Hot monotonous hours behind the mower gave rise to existential speculations. I spent part of one afternoon trying to decide who, in the absurdist drama of lawn mowing, was Sisyphus. Me? A case could certainly be made. Or was it the grass, pushing up through the soil every week, one layer of cells at a time, only to be cut down and then, perversely, encouraged (with fertilizer, lime, etc.) to start the whole doomed process over again? Another day it occurred to me that time as we know it doesn’t exist in the lawn, since grass never dies or is allowed to flower and set seed. Lawns are nature purged of sex and death. No wonder Americans like them so much.
And just where was my lawn, anyway? The answer’s not as obvious as it seems. Gardening, I had come to appreciate, is a painstaking exploration of place; everything that happens in my garden -- the thriving and dying of particular plants, the maraudings of various insects and other pests -- teaches me to know this patch of land intimately, its geology and microclimate, the particular ecology of its local weeds and animals and insects. My garden prospers to the extent I grasp these particularities and adapt to them.
Lawns work on the opposite principle. They depend for their success on the overcoming of local conditions.
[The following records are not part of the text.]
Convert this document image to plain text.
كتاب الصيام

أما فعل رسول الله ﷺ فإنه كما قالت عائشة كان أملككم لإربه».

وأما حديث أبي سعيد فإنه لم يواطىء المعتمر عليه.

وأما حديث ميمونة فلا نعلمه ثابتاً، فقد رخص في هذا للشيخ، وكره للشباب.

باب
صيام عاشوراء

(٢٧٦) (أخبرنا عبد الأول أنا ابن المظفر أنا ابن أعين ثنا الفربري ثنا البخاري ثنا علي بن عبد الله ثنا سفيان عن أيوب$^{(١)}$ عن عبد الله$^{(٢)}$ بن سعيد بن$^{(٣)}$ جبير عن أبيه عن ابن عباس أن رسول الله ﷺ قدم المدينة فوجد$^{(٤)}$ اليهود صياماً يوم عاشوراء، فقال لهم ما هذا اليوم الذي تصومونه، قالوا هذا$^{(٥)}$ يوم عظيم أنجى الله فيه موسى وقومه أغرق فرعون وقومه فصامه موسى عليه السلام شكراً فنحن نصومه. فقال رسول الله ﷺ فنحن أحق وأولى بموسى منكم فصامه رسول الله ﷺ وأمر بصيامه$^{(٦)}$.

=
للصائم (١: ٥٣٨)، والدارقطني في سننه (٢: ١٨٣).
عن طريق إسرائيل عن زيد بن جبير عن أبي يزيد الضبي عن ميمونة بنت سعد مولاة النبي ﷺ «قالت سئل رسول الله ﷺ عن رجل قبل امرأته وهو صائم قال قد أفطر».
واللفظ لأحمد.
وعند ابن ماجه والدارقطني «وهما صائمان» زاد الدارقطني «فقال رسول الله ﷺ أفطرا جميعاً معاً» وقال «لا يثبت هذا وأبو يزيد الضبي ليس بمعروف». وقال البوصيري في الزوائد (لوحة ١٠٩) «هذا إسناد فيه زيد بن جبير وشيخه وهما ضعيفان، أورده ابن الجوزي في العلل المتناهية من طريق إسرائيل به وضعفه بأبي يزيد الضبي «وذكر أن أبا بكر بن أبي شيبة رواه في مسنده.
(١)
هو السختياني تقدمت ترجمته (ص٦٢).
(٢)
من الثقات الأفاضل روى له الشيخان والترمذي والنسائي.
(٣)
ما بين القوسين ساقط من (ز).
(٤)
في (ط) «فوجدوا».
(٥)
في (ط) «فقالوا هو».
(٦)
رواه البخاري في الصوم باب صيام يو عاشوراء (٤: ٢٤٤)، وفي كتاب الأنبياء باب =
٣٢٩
Like Jefferson superimposing one great grid over the infinitely various topography of the Northwest Territory, we superimpose our lawns on the land. And since the geography and climate of much of this country is poorly suited to turfgrasses (none of which are native), this can’t be accomplished without the tools of 20th-century industrial civilization -- its chemical fertilizers, pesticides, herbicides, and machinery. For we won’t settle for the lawn that will grow here; we want the one that grows there, that dense springy supergreen and weed-free carpet, that Platonic ideal of a lawn we glimpse in the ChemLawn commercials, the magazine spreads, the kitschy sitcom yards, the sublime links and pristine diamonds. Our lawns exist less here than there; they drink from the national stream of images, lift our gaze from the real places we live and fix it on unreal places elsewhere. Lawns are a form of television.